One million human genomes, will it make a difference? The large and growing volume of genome information, from all forms of life, presents unprecedented opportunities for computational biologists. The challenge for our scientific generation is to turn an avalanche of sequence information into meaningful discovery of biological principles, predictive methods, or strategies for molecular manipulation for therapeutic and biofuel discovery.
The Marks lab is a new interdisciplinary lab dedicated to developing rigorous computational approaches to critical challenges in biomedical research, particularly on the interpretation of genetic variation and its impact on basic science and clinical medicine. To address this we develop algorithmic approaches to biological data aimed at teasing out causality from correlative observations, an approach that has been surprisingly successful to date on notoriously hard problems. In particular, we developed methods adapted from statistical physics and graphical modeling to disentangle true contacts from observed evolutionary correlations of residues in protein sequences. Remarkably, these evolutionary couplings, identified from sequence alone, supplied enough information to fold a protein sequence into 3D. The software and methods we developed is available to the biological community on a public server that is quick and easy for non-experts to use.
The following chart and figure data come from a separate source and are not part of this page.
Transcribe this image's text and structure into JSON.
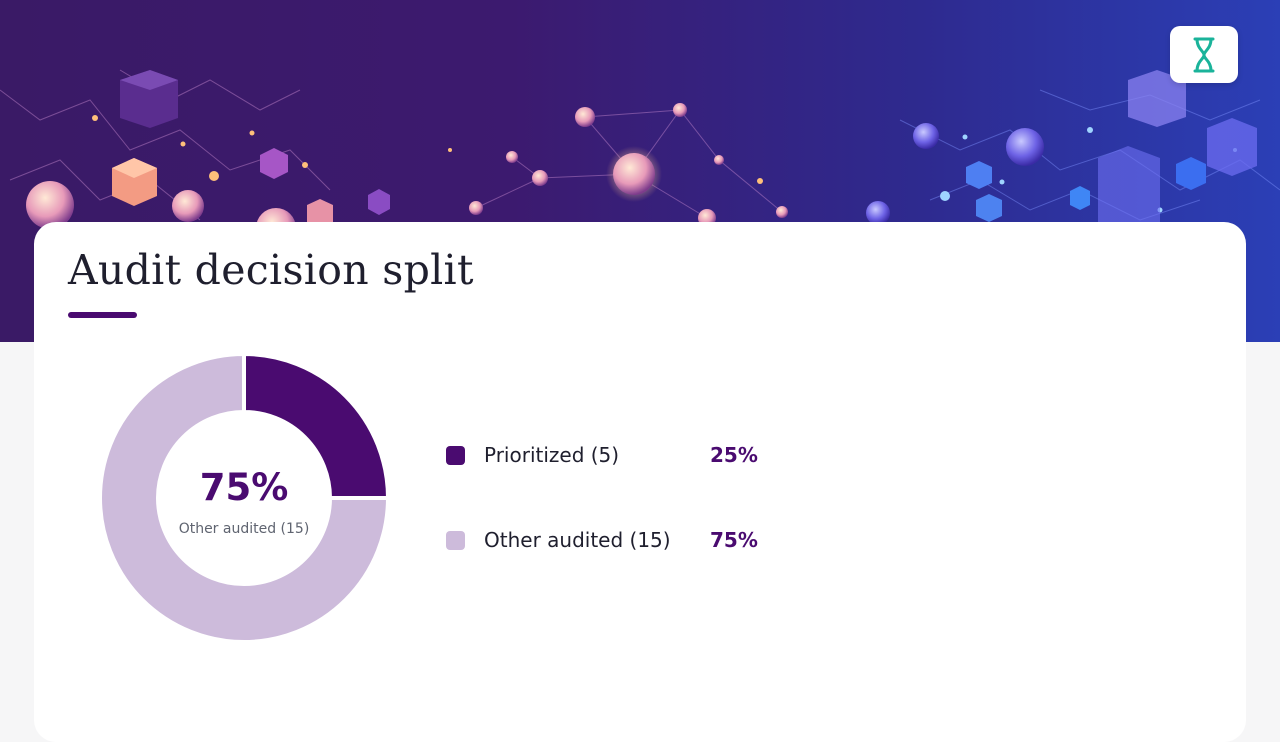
{
  "brand": {
    "logo_icon": "hourglass-logo-icon",
    "logo_color": "#1ab39a"
  },
  "slide": {
    "title": "Audit decision split"
  },
  "chart_data": {
    "type": "pie",
    "variant": "donut",
    "title": "Audit decision split",
    "slices": [
      {
        "label": "Prioritized (5)",
        "count": 5,
        "value": 25,
        "percent_label": "25%",
        "color": "#4a0b70"
      },
      {
        "label": "Other audited (15)",
        "count": 15,
        "value": 75,
        "percent_label": "75%",
        "color": "#cdbbdb"
      }
    ],
    "center": {
      "value": "75%",
      "label": "Other audited (15)"
    },
    "legend_position": "right"
  }
}
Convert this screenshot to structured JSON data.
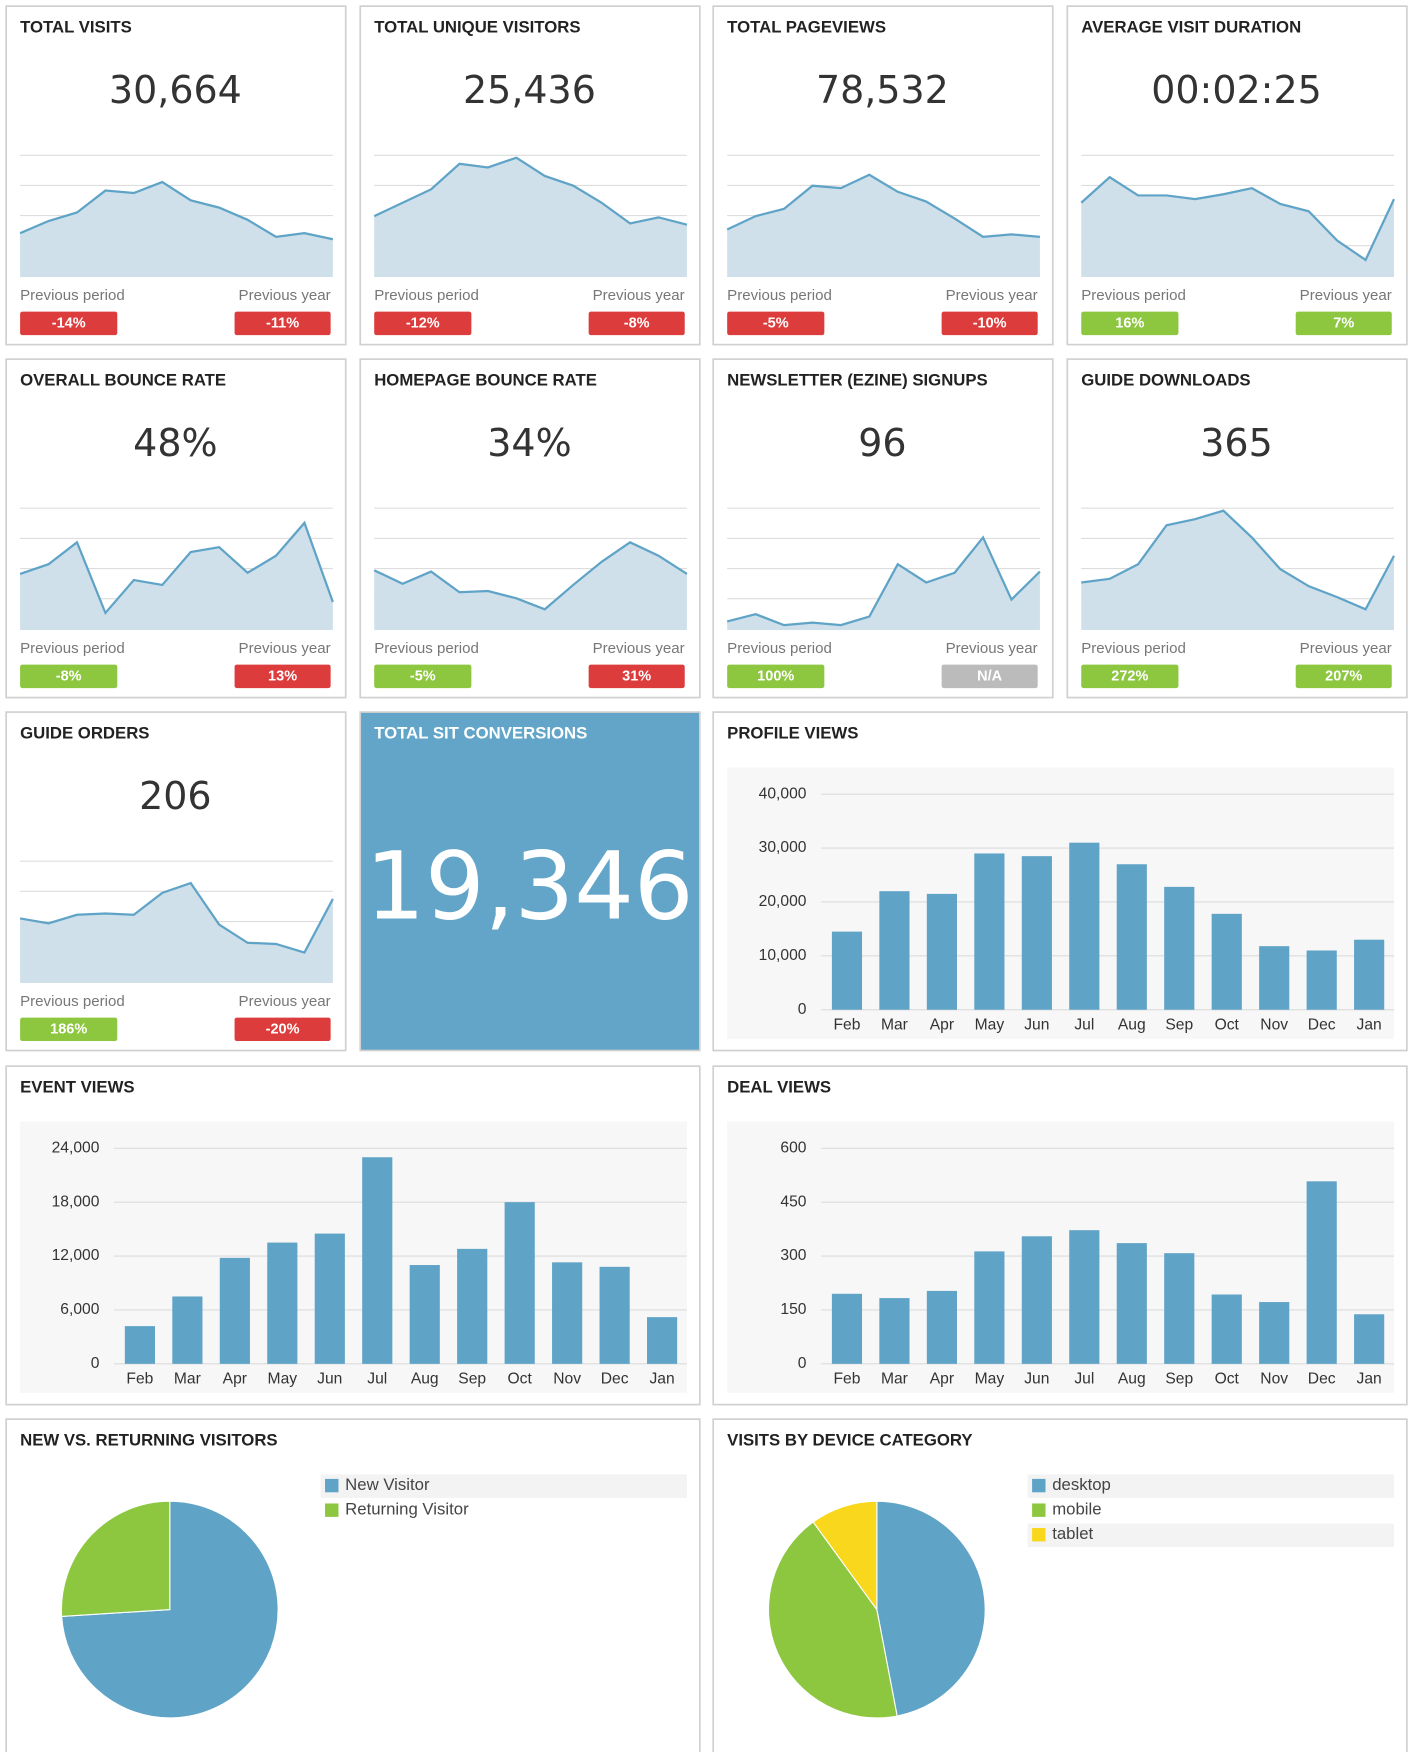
{
  "tiles": [
    {
      "title": "TOTAL VISITS",
      "value": "30,664",
      "sparkline": {
        "type": "line",
        "values": [
          36,
          46,
          53,
          71,
          69,
          78,
          63,
          57,
          47,
          33,
          36,
          31
        ],
        "ylim": [
          0,
          100
        ]
      },
      "previous_period": {
        "label": "Previous period",
        "change": "-14%",
        "color": "#dd3c3c"
      },
      "previous_year": {
        "label": "Previous year",
        "change": "-11%",
        "color": "#dd3c3c"
      }
    },
    {
      "title": "TOTAL UNIQUE VISITORS",
      "value": "25,436",
      "sparkline": {
        "type": "line",
        "values": [
          50,
          61,
          72,
          93,
          90,
          98,
          83,
          75,
          61,
          44,
          49,
          43
        ],
        "ylim": [
          0,
          100
        ]
      },
      "previous_period": {
        "label": "Previous period",
        "change": "-12%",
        "color": "#dd3c3c"
      },
      "previous_year": {
        "label": "Previous year",
        "change": "-8%",
        "color": "#dd3c3c"
      }
    },
    {
      "title": "TOTAL PAGEVIEWS",
      "value": "78,532",
      "sparkline": {
        "type": "line",
        "values": [
          39,
          50,
          56,
          75,
          73,
          84,
          70,
          62,
          48,
          33,
          35,
          33
        ],
        "ylim": [
          0,
          100
        ]
      },
      "previous_period": {
        "label": "Previous period",
        "change": "-5%",
        "color": "#dd3c3c"
      },
      "previous_year": {
        "label": "Previous year",
        "change": "-10%",
        "color": "#dd3c3c"
      }
    },
    {
      "title": "AVERAGE VISIT DURATION",
      "value": "00:02:25",
      "sparkline": {
        "type": "line",
        "values": [
          61,
          82,
          67,
          67,
          64,
          68,
          73,
          60,
          54,
          30,
          14,
          64
        ],
        "ylim": [
          0,
          100
        ]
      },
      "previous_period": {
        "label": "Previous period",
        "change": "16%",
        "color": "#8dc63f"
      },
      "previous_year": {
        "label": "Previous year",
        "change": "7%",
        "color": "#8dc63f"
      }
    },
    {
      "title": "OVERALL BOUNCE RATE",
      "value": "48%",
      "sparkline": {
        "type": "line",
        "values": [
          46,
          54,
          72,
          14,
          41,
          37,
          64,
          68,
          47,
          61,
          88,
          23
        ],
        "ylim": [
          0,
          100
        ]
      },
      "previous_period": {
        "label": "Previous period",
        "change": "-8%",
        "color": "#8dc63f"
      },
      "previous_year": {
        "label": "Previous year",
        "change": "13%",
        "color": "#dd3c3c"
      }
    },
    {
      "title": "HOMEPAGE BOUNCE RATE",
      "value": "34%",
      "sparkline": {
        "type": "line",
        "values": [
          49,
          38,
          48,
          31,
          32,
          26,
          17,
          37,
          56,
          72,
          61,
          46
        ],
        "ylim": [
          0,
          100
        ]
      },
      "previous_period": {
        "label": "Previous period",
        "change": "-5%",
        "color": "#8dc63f"
      },
      "previous_year": {
        "label": "Previous year",
        "change": "31%",
        "color": "#dd3c3c"
      }
    },
    {
      "title": "NEWSLETTER (EZINE) SIGNUPS",
      "value": "96",
      "sparkline": {
        "type": "line",
        "values": [
          7,
          13,
          4,
          6,
          4,
          11,
          54,
          39,
          47,
          76,
          25,
          48
        ],
        "ylim": [
          0,
          100
        ]
      },
      "previous_period": {
        "label": "Previous period",
        "change": "100%",
        "color": "#8dc63f"
      },
      "previous_year": {
        "label": "Previous year",
        "change": "N/A",
        "color": "#bbbbbb"
      }
    },
    {
      "title": "GUIDE DOWNLOADS",
      "value": "365",
      "sparkline": {
        "type": "line",
        "values": [
          39,
          42,
          54,
          86,
          91,
          98,
          76,
          50,
          36,
          27,
          17,
          61
        ],
        "ylim": [
          0,
          100
        ]
      },
      "previous_period": {
        "label": "Previous period",
        "change": "272%",
        "color": "#8dc63f"
      },
      "previous_year": {
        "label": "Previous year",
        "change": "207%",
        "color": "#8dc63f"
      }
    },
    {
      "title": "GUIDE ORDERS",
      "value": "206",
      "sparkline": {
        "type": "line",
        "values": [
          53,
          49,
          56,
          57,
          56,
          74,
          82,
          48,
          33,
          32,
          25,
          69
        ],
        "ylim": [
          0,
          100
        ]
      },
      "previous_period": {
        "label": "Previous period",
        "change": "186%",
        "color": "#8dc63f"
      },
      "previous_year": {
        "label": "Previous year",
        "change": "-20%",
        "color": "#dd3c3c"
      }
    }
  ],
  "highlight": {
    "title": "TOTAL SIT CONVERSIONS",
    "value": "19,346",
    "color": "#62a5c8"
  },
  "chart_data": [
    {
      "type": "bar",
      "title": "PROFILE VIEWS",
      "categories": [
        "Feb",
        "Mar",
        "Apr",
        "May",
        "Jun",
        "Jul",
        "Aug",
        "Sep",
        "Oct",
        "Nov",
        "Dec",
        "Jan"
      ],
      "values": [
        14500,
        22000,
        21500,
        29000,
        28500,
        31000,
        27000,
        22800,
        17800,
        11800,
        11000,
        13000
      ],
      "color": "#5fa3c7",
      "ylim": [
        0,
        40000
      ],
      "yticks": [
        0,
        {
          "value": 10000,
          "label": "10,000"
        },
        {
          "value": 20000,
          "label": "20,000"
        },
        {
          "value": 30000,
          "label": "30,000"
        },
        {
          "value": 40000,
          "label": "40,000"
        }
      ],
      "grid": true
    },
    {
      "type": "bar",
      "title": "EVENT VIEWS",
      "categories": [
        "Feb",
        "Mar",
        "Apr",
        "May",
        "Jun",
        "Jul",
        "Aug",
        "Sep",
        "Oct",
        "Nov",
        "Dec",
        "Jan"
      ],
      "values": [
        4200,
        7500,
        11800,
        13500,
        14500,
        23000,
        11000,
        12800,
        18000,
        11300,
        10800,
        5200
      ],
      "color": "#5fa3c7",
      "ylim": [
        0,
        24000
      ],
      "yticks": [
        0,
        {
          "value": 6000,
          "label": "6,000"
        },
        {
          "value": 12000,
          "label": "12,000"
        },
        {
          "value": 18000,
          "label": "18,000"
        },
        {
          "value": 24000,
          "label": "24,000"
        }
      ],
      "grid": true
    },
    {
      "type": "bar",
      "title": "DEAL VIEWS",
      "categories": [
        "Feb",
        "Mar",
        "Apr",
        "May",
        "Jun",
        "Jul",
        "Aug",
        "Sep",
        "Oct",
        "Nov",
        "Dec",
        "Jan"
      ],
      "values": [
        195,
        183,
        203,
        313,
        355,
        372,
        336,
        308,
        193,
        172,
        508,
        138
      ],
      "color": "#5fa3c7",
      "ylim": [
        0,
        600
      ],
      "yticks": [
        0,
        150,
        300,
        450,
        600
      ],
      "grid": true
    },
    {
      "type": "pie",
      "title": "NEW VS. RETURNING VISITORS",
      "categories": [
        "New Visitor",
        "Returning Visitor"
      ],
      "values": [
        74,
        26
      ],
      "colors": [
        "#5fa3c7",
        "#8dc63f"
      ],
      "legend": "right"
    },
    {
      "type": "pie",
      "title": "VISITS BY DEVICE CATEGORY",
      "categories": [
        "desktop",
        "mobile",
        "tablet"
      ],
      "values": [
        47,
        43,
        10
      ],
      "colors": [
        "#5fa3c7",
        "#8dc63f",
        "#f9d71c"
      ],
      "legend": "right"
    }
  ]
}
In this evolutionary approach to accurately we have predicted the 3D structure of hundreds of proteins and large pharmaceutically relevant membrane proteins. Many of these were previously of unknown structure and had no homology to known sequences; two of the large membrane proteins have now been experimentally validated. We have now applied this approach genome wide to determine the 3D structure of all protein interactions that have sufficient sequences and can demonstrate the evolutionary signature of alternative conformations.
The vision for the Marks lab is to build computational methods that address three critical challenges (i) protein conformational plasticity in health and disease, (ii) genome-wide evaluation of mutations on disease likelihood, antibiotic resistance and personal drug response, and (iii) synthetic protein design.